I guess that's what people mean when they say things like, "Christmas will bring us all together." At Christmas, everybody is longing to share -- share a feeling, an experience, a season. Christmas is that magical time when even the most simple people decorate their homes, even the most introverted people give strangers smiles, even the most stingy people buy gifts for others. Everybody is willing to step outside their comfort zone and into a place where they can belong... but then, like the snow, that fragile, crystalline Christmas spirit melts away as quickly as it came. How impermanent that magical, happy feeling is, when it's based on material things!
Getting valentines and cutting out green shamrocks did nothing to make me feel like I belonged in first grade, in Canada, or in this world. Only love could do that. That fateful dialogue at the turning point of my story: "I am yore frand" -- "I never had a frand," speaks volumes about my own feelings back in first grade. I must have set the record for the loneliest six-year-old ever to grace the classroom... I cried in class every single day, to the point that I almost got kicked out of school for distrupting other students. I still don't know why I was like that, but I'll venture a guess: I just needed a friend. When I joined a different school for second grade, I found some wonderful people who were willing to share their recesses, snacks, and schoolyard secrets with me, and I barely shed a tear all year.

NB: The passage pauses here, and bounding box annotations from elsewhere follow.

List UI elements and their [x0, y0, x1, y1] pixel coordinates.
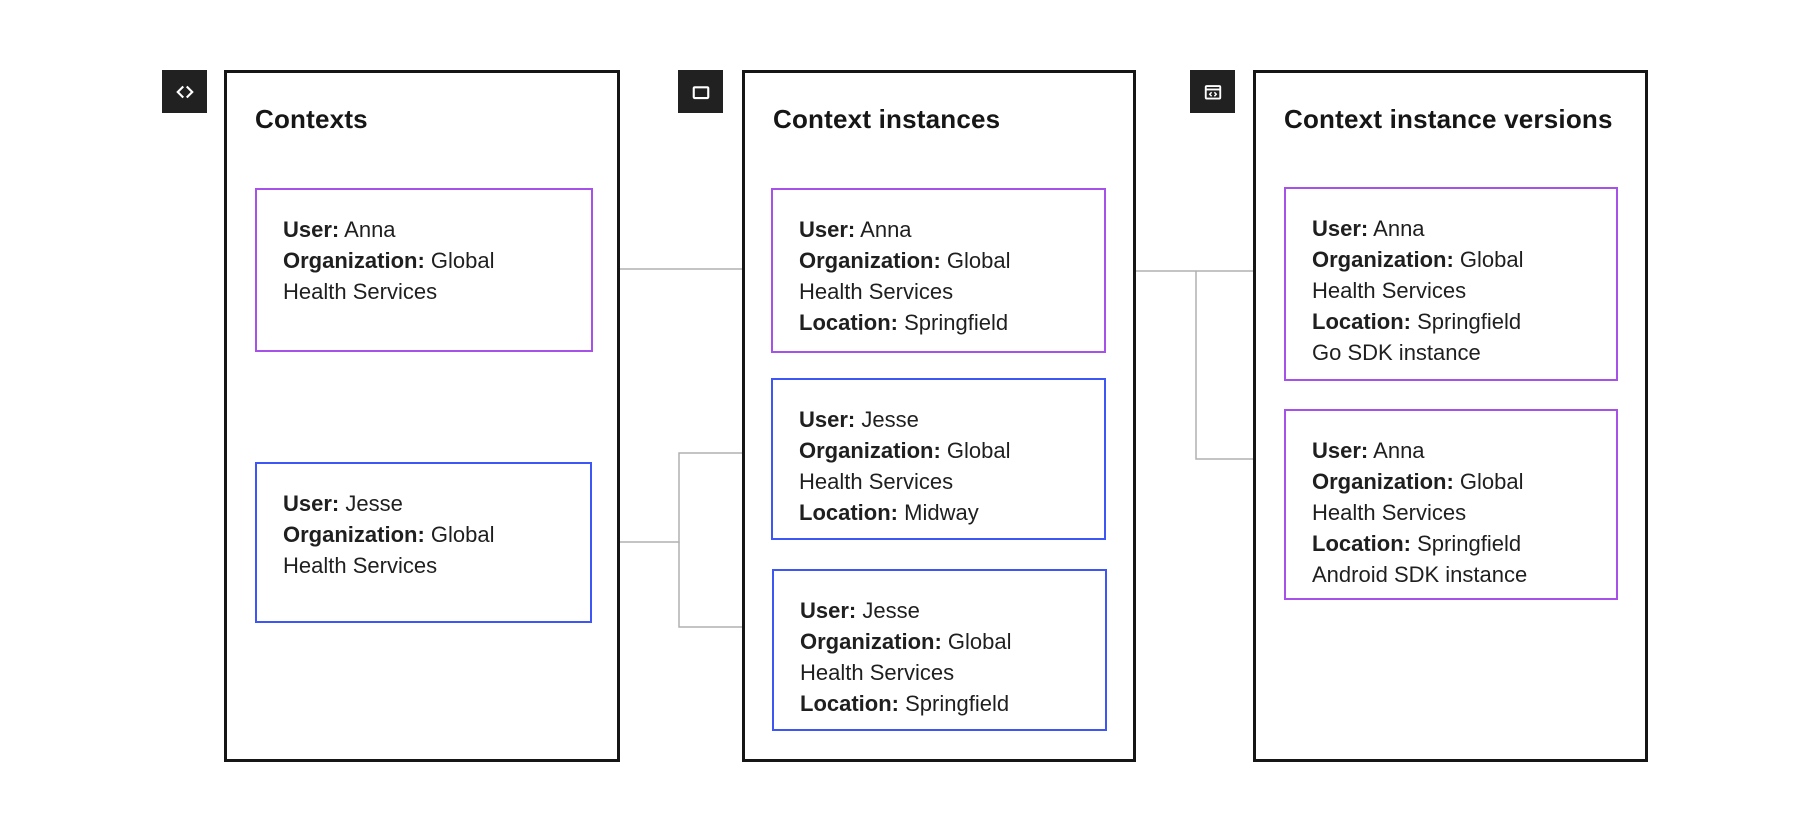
card-field: User: Anna [283, 217, 396, 242]
version-card-anna-go-sdk: User: Anna Organization: Global Health S… [1284, 187, 1618, 381]
panel-context-instance-versions: Context instance versions User: Anna Org… [1253, 70, 1648, 762]
card-field: Go SDK instance [1312, 340, 1481, 365]
context-card-jesse: User: Jesse Organization: Global Health … [255, 462, 592, 623]
context-card-anna: User: Anna Organization: Global Health S… [255, 188, 593, 352]
window-code-icon [1190, 70, 1235, 113]
card-field: User: Jesse [800, 598, 920, 623]
card-field: Location: Springfield [800, 691, 1010, 716]
arrow-jesse-context-to-springfield-instance [678, 542, 760, 633]
card-field: Organization: Global Health Services [1312, 247, 1524, 303]
panel-contexts: Contexts User: Anna Organization: Global… [224, 70, 620, 762]
card-field: Location: Springfield [799, 310, 1009, 335]
card-field: User: Anna [1312, 438, 1425, 463]
window-icon [678, 70, 723, 113]
card-field: Organization: Global Health Services [1312, 469, 1524, 525]
panel-title: Context instance versions [1284, 104, 1613, 134]
card-field: Organization: Global Health Services [283, 522, 495, 578]
instance-card-anna-springfield: User: Anna Organization: Global Health S… [771, 188, 1106, 353]
panel-context-instances: Context instances User: Anna Organizatio… [742, 70, 1136, 762]
arrow-jesse-context-to-midway-instance [602, 447, 760, 543]
card-field: User: Jesse [799, 407, 919, 432]
card-field: User: Anna [1312, 216, 1425, 241]
card-field: Organization: Global Health Services [283, 248, 495, 304]
card-field: Location: Springfield [1312, 531, 1522, 556]
card-field: Android SDK instance [1312, 562, 1528, 587]
card-field: Organization: Global Health Services [799, 438, 1011, 494]
card-field: User: Anna [799, 217, 912, 242]
panel-title: Contexts [255, 104, 368, 134]
instance-card-jesse-springfield: User: Jesse Organization: Global Health … [772, 569, 1107, 731]
card-field: Organization: Global Health Services [799, 248, 1011, 304]
card-field: Location: Midway [799, 500, 979, 525]
instance-card-jesse-midway: User: Jesse Organization: Global Health … [771, 378, 1106, 540]
card-field: Location: Springfield [1312, 309, 1522, 334]
card-field: Organization: Global Health Services [800, 629, 1012, 685]
code-icon [162, 70, 207, 113]
card-field: User: Jesse [283, 491, 403, 516]
panel-title: Context instances [773, 104, 1001, 134]
version-card-anna-android-sdk: User: Anna Organization: Global Health S… [1284, 409, 1618, 600]
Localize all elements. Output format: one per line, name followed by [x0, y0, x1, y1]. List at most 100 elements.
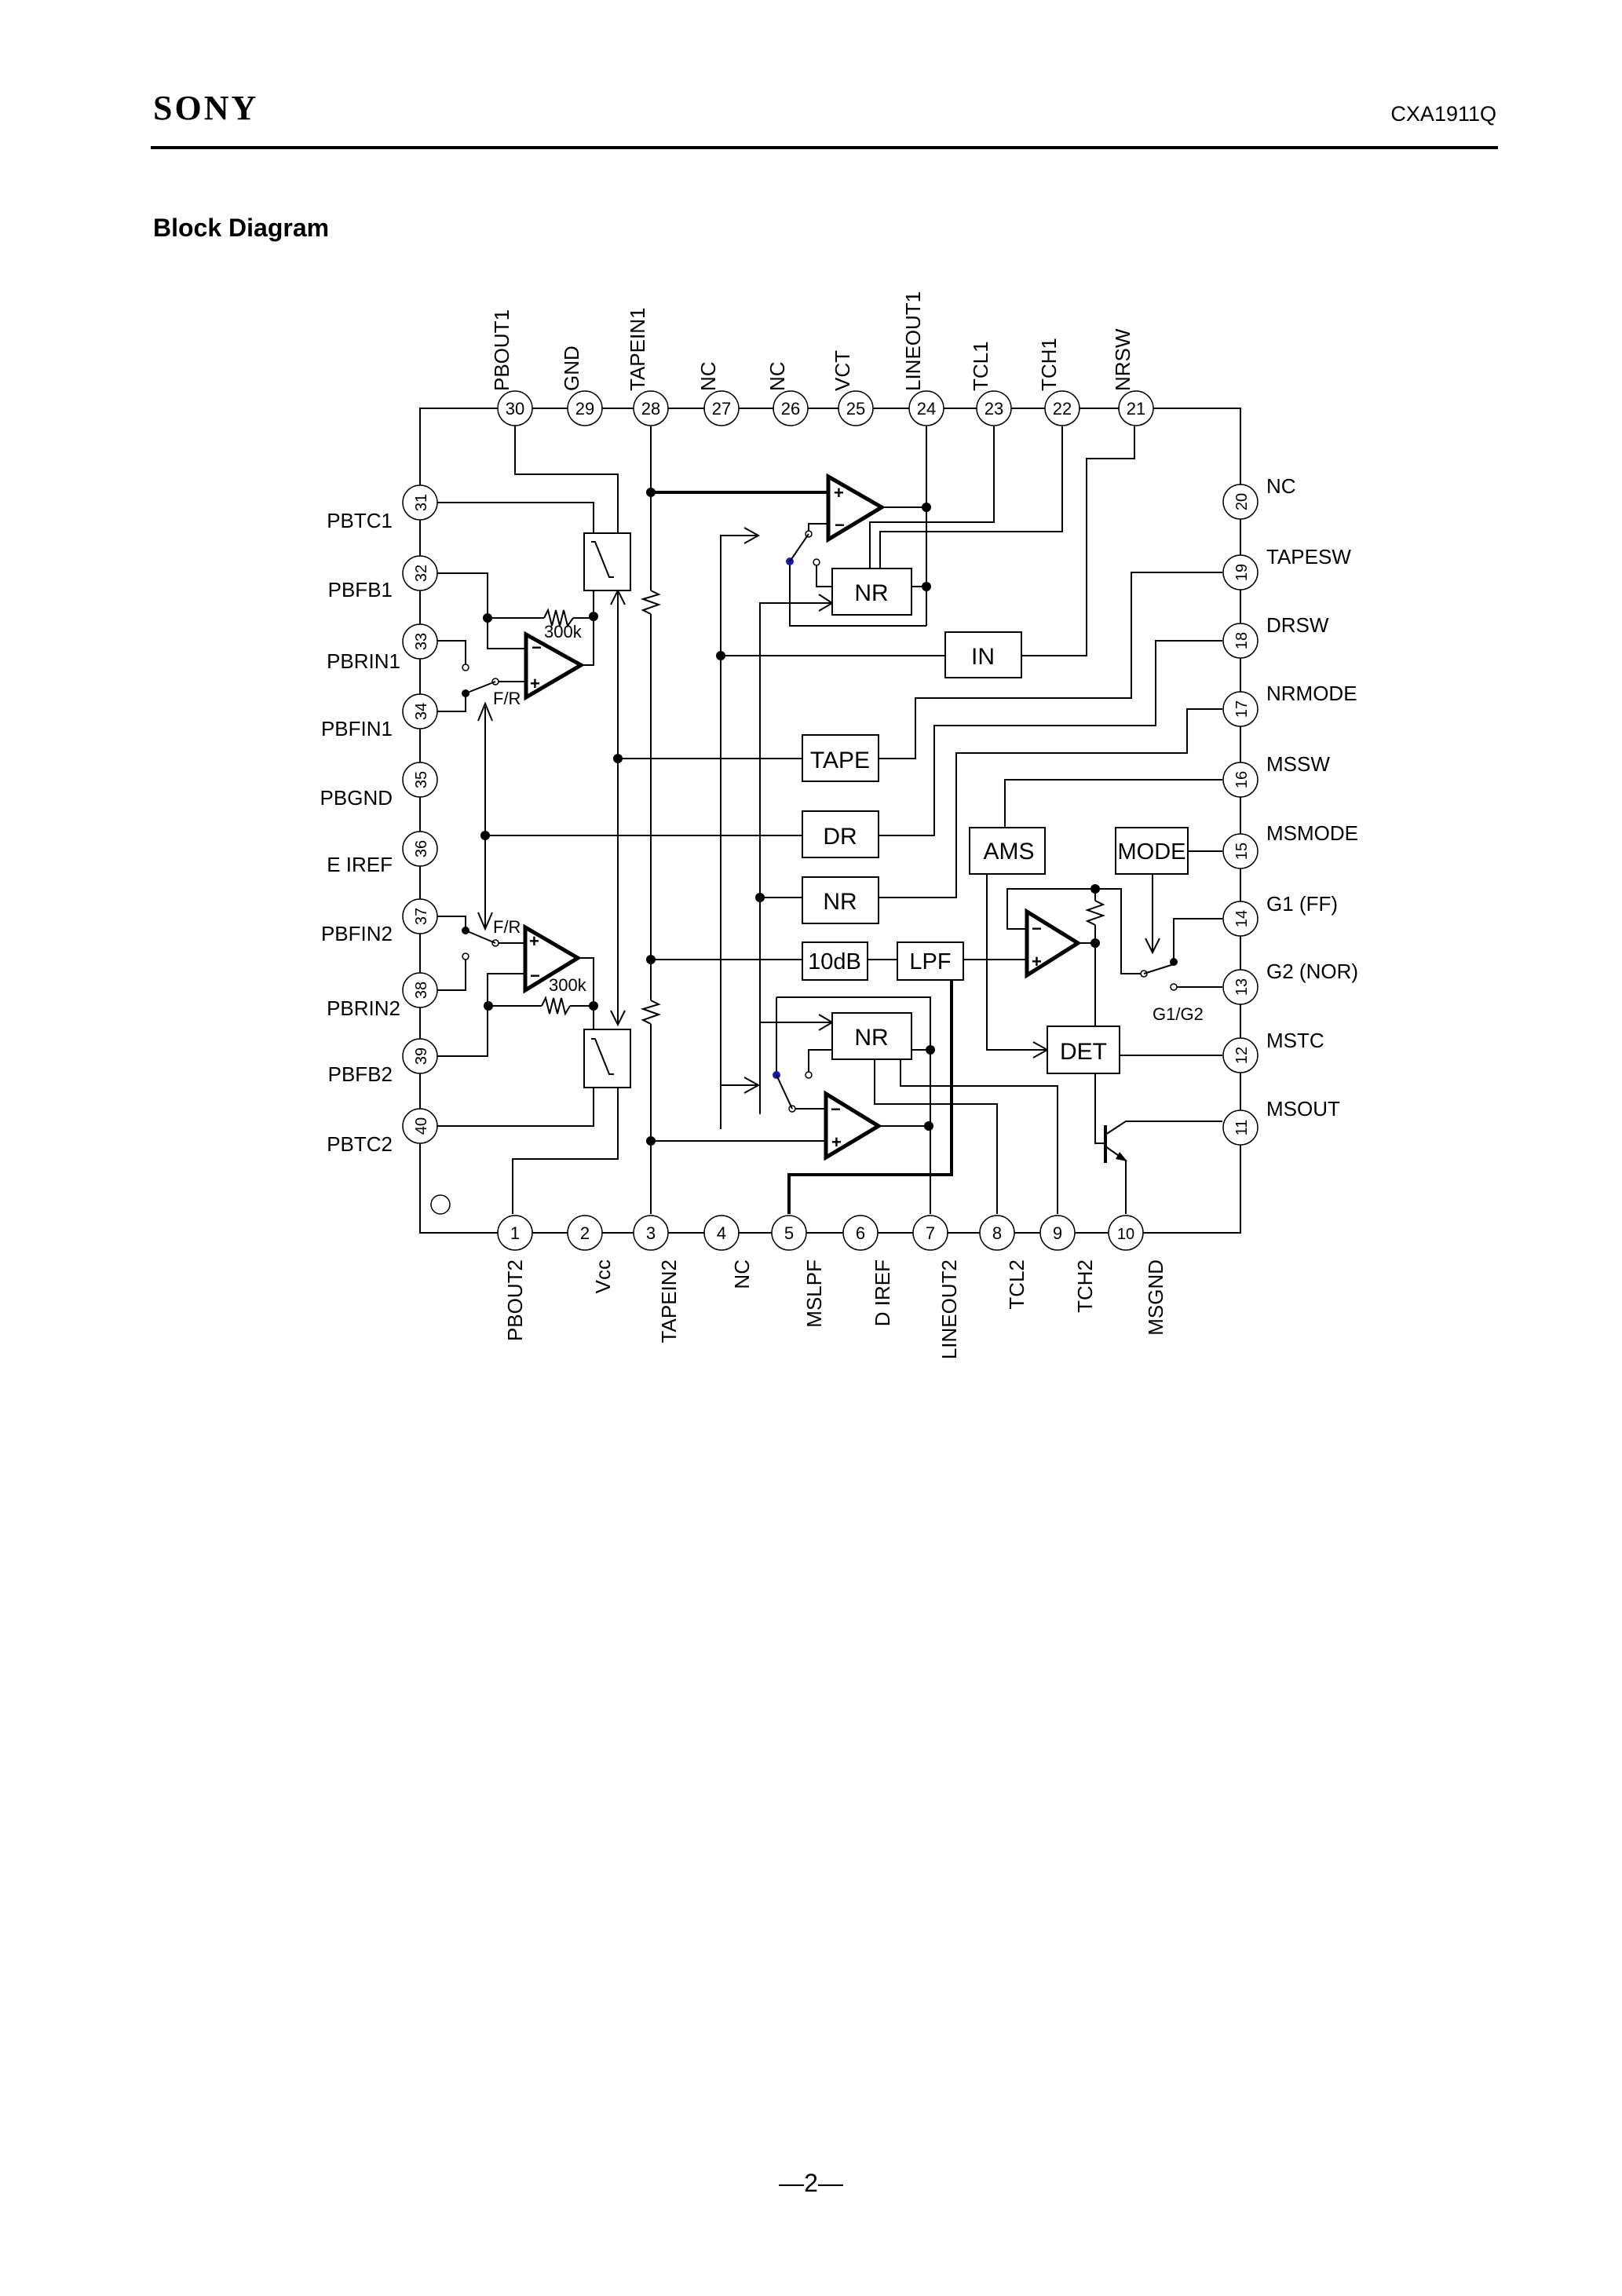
svg-text:18: 18 — [1233, 632, 1251, 649]
svg-text:NC: NC — [730, 1260, 754, 1289]
svg-text:26: 26 — [781, 399, 800, 419]
pin-4: 4NC — [703, 1215, 754, 1289]
svg-text:14: 14 — [1233, 910, 1251, 927]
svg-text:NC: NC — [1266, 474, 1296, 498]
switch-contacts — [462, 530, 1178, 1113]
svg-text:PBTC2: PBTC2 — [327, 1132, 393, 1156]
page-number: —2— — [779, 2169, 843, 2197]
svg-text:27: 27 — [712, 399, 731, 419]
block-nr-bottom: NR — [831, 1012, 912, 1060]
svg-text:−: − — [831, 1099, 841, 1119]
svg-text:31: 31 — [413, 494, 430, 511]
svg-text:24: 24 — [917, 399, 936, 419]
svg-text:20: 20 — [1233, 493, 1251, 510]
svg-text:9: 9 — [1053, 1223, 1062, 1243]
svg-text:NR: NR — [854, 1025, 888, 1051]
svg-text:TAPEIN1: TAPEIN1 — [626, 308, 649, 391]
part-number: CXA1911Q — [1390, 102, 1496, 126]
svg-text:NR: NR — [854, 580, 888, 606]
svg-text:PBGND: PBGND — [320, 786, 393, 810]
pin-20: 20 NC — [1222, 474, 1296, 520]
svg-text:28: 28 — [641, 399, 660, 419]
svg-text:37: 37 — [413, 908, 430, 925]
resistor-label-top: 300k — [544, 622, 583, 642]
svg-text:DRSW: DRSW — [1266, 613, 1329, 637]
svg-text:PBFIN1: PBFIN1 — [321, 717, 393, 740]
svg-text:−: − — [835, 515, 845, 535]
svg-text:TCL2: TCL2 — [1005, 1260, 1028, 1310]
svg-text:1: 1 — [510, 1223, 520, 1243]
block-nr-top: NR — [831, 568, 912, 616]
resistor-300k-top — [543, 608, 574, 628]
svg-text:30: 30 — [506, 399, 524, 419]
svg-text:10: 10 — [1117, 1226, 1134, 1243]
svg-text:17: 17 — [1233, 700, 1251, 718]
svg-text:Vcc: Vcc — [591, 1260, 615, 1293]
svg-text:8: 8 — [992, 1223, 1002, 1243]
switch-label-fr-top: F/R — [493, 689, 521, 708]
svg-text:TCH1: TCH1 — [1037, 338, 1061, 391]
svg-text:TAPESW: TAPESW — [1266, 545, 1351, 569]
opamp-line1: +− — [826, 473, 886, 543]
svg-text:PBFB1: PBFB1 — [328, 578, 393, 601]
svg-text:+: + — [831, 1132, 842, 1152]
pin-17: 17 NRMODE — [1222, 682, 1357, 727]
svg-text:DET: DET — [1060, 1039, 1107, 1065]
resistor-label-bottom: 300k — [549, 975, 587, 995]
junction-dots — [462, 488, 1178, 1146]
svg-text:5: 5 — [784, 1223, 794, 1243]
svg-text:22: 22 — [1053, 399, 1072, 419]
svg-text:NRSW: NRSW — [1111, 328, 1134, 391]
svg-text:LINEOUT2: LINEOUT2 — [937, 1260, 961, 1359]
block-nr-mid: NR — [802, 876, 879, 924]
header-rule — [151, 146, 1498, 149]
svg-text:34: 34 — [413, 703, 430, 720]
svg-text:39: 39 — [413, 1047, 430, 1065]
pin-14: 14 G1 (FF) — [1222, 892, 1338, 937]
svg-text:PBRIN1: PBRIN1 — [327, 649, 400, 673]
switch-label-fr-bottom: F/R — [493, 917, 521, 937]
section-title: Block Diagram — [153, 214, 330, 242]
filter-bottom — [583, 1029, 631, 1088]
svg-text:GND: GND — [560, 345, 583, 391]
sony-logo: SONY — [153, 89, 259, 127]
svg-text:NC: NC — [765, 361, 789, 391]
opamp-pb1: −+ — [524, 631, 586, 701]
svg-text:G1 (FF): G1 (FF) — [1266, 892, 1338, 916]
svg-text:3: 3 — [646, 1223, 656, 1243]
svg-text:25: 25 — [846, 399, 865, 419]
block-mode: MODE — [1115, 827, 1189, 875]
filter-top — [583, 532, 631, 591]
svg-text:13: 13 — [1233, 978, 1251, 996]
svg-text:6: 6 — [856, 1223, 865, 1243]
svg-text:IN: IN — [971, 644, 995, 670]
svg-text:NRMODE: NRMODE — [1266, 682, 1357, 705]
svg-text:16: 16 — [1233, 771, 1251, 788]
svg-text:15: 15 — [1233, 843, 1251, 860]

Perhaps I'm over-analyzing, but even the simplest, smallest, most mundane, most forgotten things in your life say something about you: the state your desk is in, the way you are sitting, your tone of voice when you told your mother you love her, the story you wrote back in first grade... it speaks about who you are. It's so much fun -- fun, and a little sad at the same time -- to look back and find all the little things that I now see in a totally different light. Some of these 'little things' are already in the trash, forgotten... by me, at least. But not by God.
He remembers and treasures up our every thought, want, and need, and gives us according to our needs in his perfect time. It took me several years to understand the real meaning of the holidays I celebrated. It took me several years to find some real friends who would stick with me through thick and thin. It may take me several years more to find my Prince Charming, if that's part of God's plan for me. But I think it's safe to say that, already, I'm living "happy as can be!"